Memories of Myanmar

Learn about the long journey of the Karen people as they carried their seeds and culture from their war-torn country into North America.

Hte Da Win (left), Hser Ku (middle), and Naw Doh (right) display their harvest of Karen food plants.

When Hte Da Win first visited my farm, her eyes lit up at the sight of our turmeric plants, nearly as tall as she was. She asked me to save their leaves and stems for her community so they could make nyar bur, a quintessential Karen (kah-REN’) delicacy. She showed me how to wrap the large tropical leaf around small fish, shrimp, and chopped turmeric leaves, like a burrito. While I was at her farm recently, she made this for me on the grill right next to the hot dogs and chicken wings. It was the perfect way to enjoy part of a plant that I would normally send to the compost. In fact, every time Hte Da Win and other Karen farmers from Myanmar visit my farm, they teach me so much: how to cook our weeds (bedstraw, purslane, and mile-a-minute); green tomatoes; and the leaves and stems of squash, peppers, ginger, taro, and spilanthes in ways I never would’ve imagined.

The Karen people show gardeners at Truelove Seeds how to turn plant parts that many would discard as weeds or waste into culturally meaningful meals.

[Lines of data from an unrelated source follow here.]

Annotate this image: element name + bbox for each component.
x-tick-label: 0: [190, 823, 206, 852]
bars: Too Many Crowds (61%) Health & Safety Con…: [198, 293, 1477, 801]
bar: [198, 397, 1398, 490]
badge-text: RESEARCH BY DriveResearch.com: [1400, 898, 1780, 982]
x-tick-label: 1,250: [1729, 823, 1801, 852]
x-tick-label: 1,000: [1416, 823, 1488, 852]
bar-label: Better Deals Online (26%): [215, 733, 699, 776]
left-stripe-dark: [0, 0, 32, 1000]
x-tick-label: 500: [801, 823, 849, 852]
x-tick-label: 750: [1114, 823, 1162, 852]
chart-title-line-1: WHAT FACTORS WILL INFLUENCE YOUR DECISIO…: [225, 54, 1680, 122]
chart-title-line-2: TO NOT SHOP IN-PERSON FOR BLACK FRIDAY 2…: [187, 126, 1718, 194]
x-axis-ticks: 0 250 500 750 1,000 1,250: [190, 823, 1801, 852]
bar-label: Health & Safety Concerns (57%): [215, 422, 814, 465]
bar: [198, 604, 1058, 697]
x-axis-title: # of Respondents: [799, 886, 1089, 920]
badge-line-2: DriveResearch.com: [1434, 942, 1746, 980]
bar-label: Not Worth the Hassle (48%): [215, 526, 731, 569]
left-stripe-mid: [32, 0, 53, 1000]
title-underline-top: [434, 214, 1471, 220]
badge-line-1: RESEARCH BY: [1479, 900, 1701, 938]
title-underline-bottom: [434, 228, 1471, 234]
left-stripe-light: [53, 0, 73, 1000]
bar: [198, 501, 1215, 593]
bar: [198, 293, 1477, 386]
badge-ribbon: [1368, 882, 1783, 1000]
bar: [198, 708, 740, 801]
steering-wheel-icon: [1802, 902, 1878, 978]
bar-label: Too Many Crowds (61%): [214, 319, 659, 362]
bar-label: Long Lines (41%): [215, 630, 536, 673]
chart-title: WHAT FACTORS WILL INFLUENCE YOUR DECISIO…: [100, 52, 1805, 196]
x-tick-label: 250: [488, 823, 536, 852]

The Karen way with food plants was key to their survival and joy while living in the center of a civil war; then again while hiding in the jungle and escaping to Thailand, biding time in the tight quarters of refugee camps; and today, farming and foraging here in Philadelphia, Pennsylvania. Their heirloom vegetables and traditional foods have become a lifeline, a heartstring, a refuge, and a delicious portal home.

Leaving Home

Hte Da Win’s father passed away when she was about 6 years old, so she started helping to put food on her family’s table. During the rainy rice-growing season, she would strap on sandals, wrap her lunch in a banana leaf, and set out from dawn to dusk with 25 water buffalo to keep them out of the rice fields. She carried a tablecloth to protect her from the rain and cold. She was “like a cowboy, but in the jungle,’’ described our interpreter friend, Naw Ta Blu Moo — or Naw Doh, as we call her. The buffalo were her village’s partners in farming, both plowing the fields and later hoofing across the rice harvest, freeing the seeds from their husks. At the end of monsoon season, the owners of the herd would pay her 30 large buckets of rice, and the buffalo would roam free in the fallow rice paddies. In spring and summer, Hte Da Win would harvest countless types of beans for market. At home, she would cook meals for her mother, Tay Aye.

Naw Doh (left) and Hte Da Win (right) delight over large turmeric leaves.